Si les preguntáramos
nos dirían que “esas limitaciones son para los débiles mentales”
Así pues, es absurdo
apelar a los valores morales de un depredador. Es ridículo hablarle de
justicia, derechos, igualdad o pacifismo.
Y es patético
pretender que escuche tus reclamaciones, comprenda tus necesidades y cumpla con
la palabra dada.
Los depredadores no
pierden el tiempo con tonterías.
CÓMO ES EL PUEBLO
Como hemos visto,
los depredadores no se ven limitados por códigos morales de ningún tipo. En su
mente solo hay deseos y metas y una inteligencia completamente focalizada en
alcanzarlas.
Y en contraposición
a esto, ¿qué actitud tenemos nosotros, el pueblo?
Exactamente la
contraria.
Desde pequeños,
nuestra mente es moldeada como un laberinto repleto de muros, trabas y barreras
que solo nos conducen a callejones sin salida.
Desde la más tierna
infancia somos condicionados para acatar todo tipo de leyes y reglas de
conducta; limitaciones morales; obediencia ciega a la autoridad y ante todo, y
lo más importante, somos programados para que jamás, bajo ningún concepto, nos
defendamos con nuestros propios medios.
Como un mantra de
programación mental nos repiten, una y otra vez a lo largo de los años: “no
puedes tomarte la justicia por tu mano”, “no puedes usar la fuerza”, “no puedes
juzgar por tí mismo”, etc, etc, etc…
El objetivo está
claro: arrebatarnos la capacidad de defendernos de las agresiones y delegarla
en terceras personas asociadas a la autoridad, es decir, delegarla en los
propios depredadores.
Una jugada maestra.
Así es como han
conseguido convertirnos en un rebaño dócil, fácilmente conducible al matadero
cuando convenga.
Y no sólo han
levantado muros en el interior de nuestro cerebro.
También han
construido muros entre nosotros.
Han dividido el
rebaño en multitud de grupos enfrentados entre sí.

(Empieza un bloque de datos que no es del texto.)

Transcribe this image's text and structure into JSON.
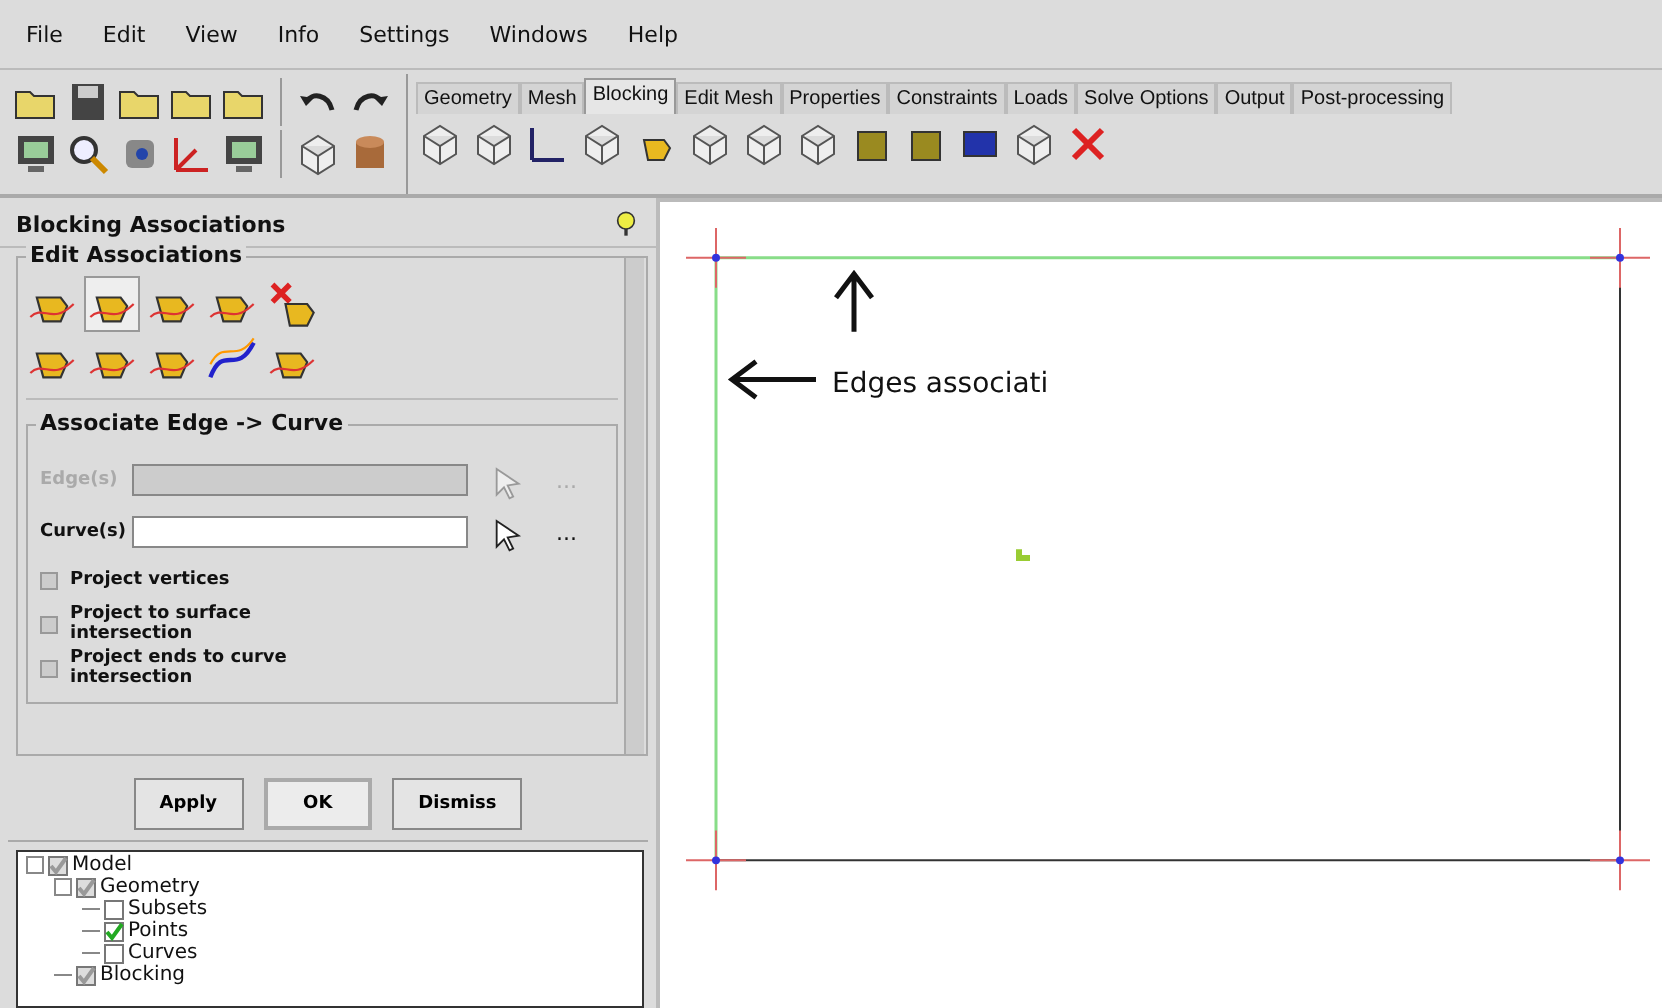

Cada uno con su color, su
bandera, su religión, su equipo de futbol.
Millones de ovejas
divididas en pequeños grupos fácilmente depredables.
Millones de borregos
insolidarios, recelosos de sus iguales y seguidores fervientes de los
diferentes lobos que los devoran.
Así es el pueblo en
realidad.
Tan bajo hemos caído
que incluso le pedimos permiso al lobo para balar en señal de protesta.
¿Se puede ser más
miserable?
UN DESPRECIO JUSTIFICADO
No es extraño pues,
que nos desprecien profundamente.
Nos ven como
consumidores descerebrados, mezquinos y desnaturalizados.
Porque para un
depredador no hay nada más menospreciable que un animal que no se defiende y no
lucha por su vida.
“Tal actitud va en
contra de las leyes de la naturaleza y no merece ningún respeto”
Así pues, no es
difícil imaginar lo que deben sentir cuando ven las mareas humanas manifestándose
por las calles, suplicándoles por su vida y por sus derechos con actitud
pusilánime.
¿Alguien se imagina
a un grupo de gacelas manifestándose en medio de las praderas africanas, ante
no se sabe quién y clamando al cielo por los abusos de los felinos?
Los leones se
morirían de risa.
Eso es exactamente
lo que está haciendo el pueblo en estos momentos, lo que estamos haciendo todos
ahora mismo.
Damos risa.
Por no decir pena.
UN LOBO EN LA HABITACIÓN
Esta es la situación
que vivimos.
Estamos encerrados
en una pequeña habitación, con un lobo hambriento.
Nos han lavado el
cerebro y nos han inculcado que bajo ningún concepto podemos hacerle daño a
ningún animal.
Y somos tan cobardes
y estúpidos, que cuando vemos que el lobo nos enseña los dientes queremos
pensar que nos sonríe. De hecho, nos autoconvencemos de ello.
Pero el lobo se
acerca, paso a paso, salivando, con la mirada fija en nosotros y su gruñido
cada vez es mas amenazador.
Y la pregunta clave
es ¿qué vamos a hacer?
¿Le vamos a recitar
al lobo la Carta Internacional de los Derechos Humanos para que no nos devore?
¿Le pediremos que
recapacite y le diremos que su actitud es muy negativa y que “así no se va a
ninguna parte”?
¿Qué tal si le
recitamos un poema o le cantamos una bonita canción?
¿Y si hacemos una
sentada de protesta y leemos un manifiesto de repulsa?
De poco servirá. El
lobo tiene hambre. El lobo tiene fuerza. Y le encanta desgarrar con sus
mandíbulas la carne fresca, masticar los músculos y partir los tendones. Es lo
que más le gusta.
Así pues,
aceptémoslo de una vez. Solo nos quedan 3 opciones:
La primera es cerrar
los ojos y dejar que el lobo haga su trabajo. Eso es exactamente lo que estamos
haciendo en la actualidad.
La segunda es
enfrentarnos al lobo con las armas de las que dispongamos y convertir la lucha
en un baño de sangre. Quizás ganemos la contienda, pero las secuelas serán
terribles.
Y nos queda una
tercera opción. La opción de aquellos que no quieren hacerle daño al lobo, pero
tampoco quieren ser devorados.
La tercera opción es
CAUSARLE MIEDO.
Demostrarle al
depredador cuál es nuestro poder y el daño terrible que podemos infringirle.
Hacerle entender al
lobo que si da un paso más, vamos a acabar con él.
Y eso solo será
creíble si ve que realmente estamos dispuestos a hacerlo.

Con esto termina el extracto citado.